“How are you?”

“I’m so busy.”

How many times a week do you have or hear a conversation that starts this way? I’m embarrassed to say I respond like that all the time.

Even if it’s true that I’m busy (and it is), it’s not a very interesting answer to the question. Honestly, it’s just boring.

As an executive in one of our Leading From Within leadership development programs recently said to me, it seems as though many of us today hold busy-ness as a badge of honor. But to be honest, my frantic pace is not something I’m proud of. It’s something I’m working hard to get under control.

The leaders I look up to most are not swamped with busy-ness. They are more grounded than that. They know what they stand for and are good at attracting others around them who resonate with those values. And they’ve found an approach to caring for themselves in a way that sustains them in work they are passionate about.

When I think about my own tendency toward busy-ness, I know some of it has to do with my passion to make a difference in the world. But there are also less admirable instincts at work — like being a bit of a control freak who has trouble delegating.

And sometimes my prioritization is all wrong, leading me to spend time on things that in hindsight turn out not to be very important.

And it turns out that the frenzied and unbalanced way many of us live and work affects much more than just us. It may be getting in the way of recruiting the next generation of leaders.

A few years ago, CompassPoint published a study called Ready to Lead that rocked many of us who care about developing future leaders for the nonprofit sector. After interviewing thousands of emerging leaders, the researchers found that many talented up-and-comers in our agencies have seen the way top nonprofit executives live and work — and they don’t want the job!

Here are a couple quotes from one of their focus groups:

“When I came on, I thought — ‘Look at all the great things my CEO is doing. This is exactly what I want to be.’ Then, I see that she’s there from 6 a.m. to 12 midnight. She works outrageous hours — she never sees her husband. There are definitely things that you give up.”


“As I get older I realize so much of my life has always been, ‘I’ll sacrifice this because I’m committed to this issue.’ And approaching my 40s, I think I’ve done as much sacrificing as I can do, and there comes a point where you want to experience your life as well as be committed.”

Could it be that these emerging nonprofit leaders don’t want to answer, “I’m so busy,” every time someone asks them how they are doing? That they don’t want to sacrifice so much of that which makes life rich in order to do good in the world?

I’ve been talking to quite a few leaders recently about possible participation in our 2016 programs, and the most frequent response I hear from someone who can’t participate is “I’m so busy.”

Last year, one executive director bragged to me that everyone at her agency is a workaholic. (I wasn’t too surprised to hear recently that she’s left her job and her nonprofit is in the process of being shut down.)
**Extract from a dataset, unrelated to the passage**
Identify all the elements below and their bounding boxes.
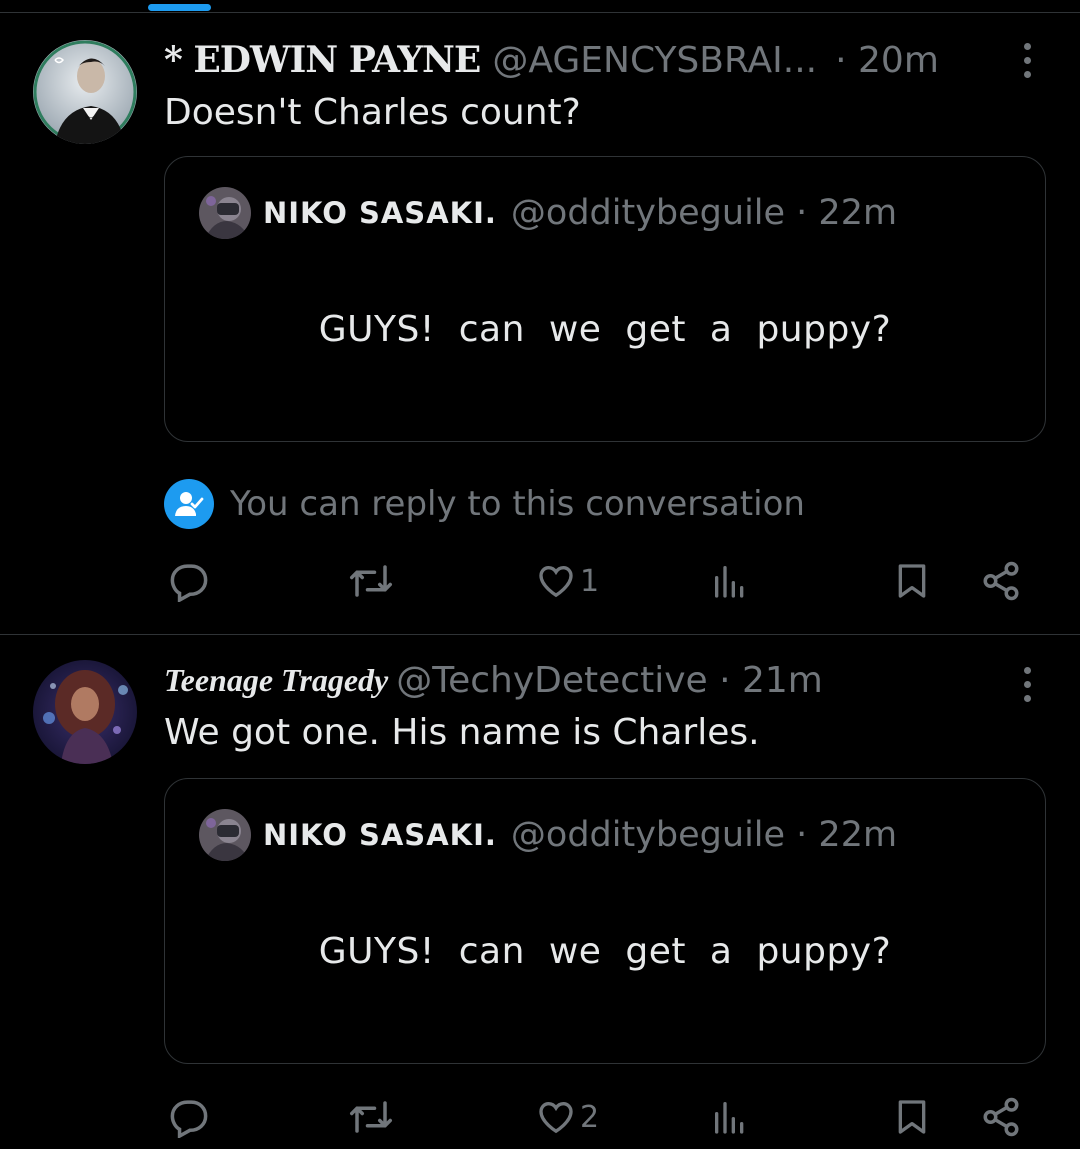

In our classrooms and retreat spaces, we slow people down and cultivate a reflective space where they are more present to themselves and to others. We help them pause on all the activity and busy-ness, and to remember why they do their work.

We also provide a learning community among peers where it’s safe to talk about things like self-care and how to set boundaries that allow us to sustain ourselves.

For those of us who struggle with pervasive busy-ness syndrome, here are some strategies I’ve been experimenting with that have been helping me:

» Start my day with silence and writing and reading, before I connect in to any technology. Not only do I begin my day in a quiet and peaceful space, but I’m able to set intentions for my day that I’m often able to retain.

» I’ve been taking one day a month and not scheduling any appointments. This monthly unscheduled day allows me to breathe, to think and to catch up.

» Take a tech Sabbath. There’s a movement afoot to completely disconnect from technology for a time each week (see SabbathManifesto.com). A side benefit is re-training people in our lives that we’re not available to them 24/7.

» Go on retreat or vacation (ideally including time in nature), and intentionally disconnect. When I do this, I not only experience renewal from time away, but I tangibly feel my brain function improve as I become less scattered and get back to single-tasking.

Finally, remember that we’re all in this together. Busy-ness and distractedness and our struggles with technology are challenges we all share.

It’s a new world out there, and every one of us is swimming around in it. Let’s talk honestly with each other about what we’re experiencing, and work together to develop new strategies for reclaiming our lives and our humanity.